The larger sites (by audience size) among this list serve a global as well as UK audience through a UK-based team of journalists.

Although news traffic often takes a dip in the August school holidays, daily data for early September seen by Press Gazette suggests visits on 31 August were not unusually low even when compared to this month.

Similarweb considers a visit to be when a visitor accesses one or more page views in a session. Subsequent page views are included in the same visit until the user is inactive for more than 30 minutes.

The trends at the individual digital properties in our sample were fairly consistent with the group picture.

The number of visits to mirror.co.uk on the day of the strike, for example, was between 11% higher to 3% lower when compared to the preceding three Wednesdays in August.

Traffic to the Liverpool Echo, Birmingham Live and the Daily Record was actually higher on the day of the strike than other Wednesdays in August.

The Daily Star was one of a few exceptions. The site of the tabloid had between 8% to 12% fewer visits on the day of the strike compared to the previous Wednesdays in August, although traffic had gradually been declining throughout the month.

We also looked at page views, an important metric for the advertising-funded publisher, and the data suggests that the same trend holds up.

Combined page views to the 14 sites were not notably lower on the day of strike in the context of August as a whole.

Reach's print newspapers also had to fill pages for the day after the strike. According to the NUJ in Scotland, the Daily Record was largely made up of Daily Mirror content on 1 September.

Laura Davison, NUJ national organiser, said: "There is no doubt the walkout of journalists impacted company business and illustrated the strength of feeling and collective power among journalists calling for the fair pay they deserve. Since the day of action, Reach management have returned to the negotiation table with a revised pay package that the NUJ will put to members in a consultative ballot later this week."

Davison continued: "Quality journalism at Reach is made possible thanks to dedicated journalists committed to their roles and providing the diverse breadth of content audiences have come to expect. The union's growing membership at the publisher, alongside widespread support from members of the public and MPs during strike action last month, has instilled confidence in members taking a stand. The union is focused on achieving a fair pay award members can accept."

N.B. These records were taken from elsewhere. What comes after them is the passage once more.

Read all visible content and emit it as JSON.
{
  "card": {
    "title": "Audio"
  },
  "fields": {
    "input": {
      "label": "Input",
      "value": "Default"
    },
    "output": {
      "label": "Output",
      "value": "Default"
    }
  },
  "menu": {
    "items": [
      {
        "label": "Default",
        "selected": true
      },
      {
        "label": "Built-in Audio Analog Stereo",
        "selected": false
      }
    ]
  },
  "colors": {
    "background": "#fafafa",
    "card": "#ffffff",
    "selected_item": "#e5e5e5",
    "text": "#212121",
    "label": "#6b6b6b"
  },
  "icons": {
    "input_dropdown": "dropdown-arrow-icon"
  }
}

Reach has seen a drop in profits so far in 2022 as first-half revenue fell 1.6% year-on-year to £297.4m. Chief executive Jim Mullen is one of the UK’s best-paid media executives, according to a recent Press Gazette ranking. 

Similarweb generates its traffic data by applying machine learning and modelling to statistically representative datasets that the company collects. Datasets are based on direct measurement (i.e. websites and apps that choose to share first-party analytics with Similarweb), contributory networks that aggregate device data, partnerships, and public data extraction from websites and apps.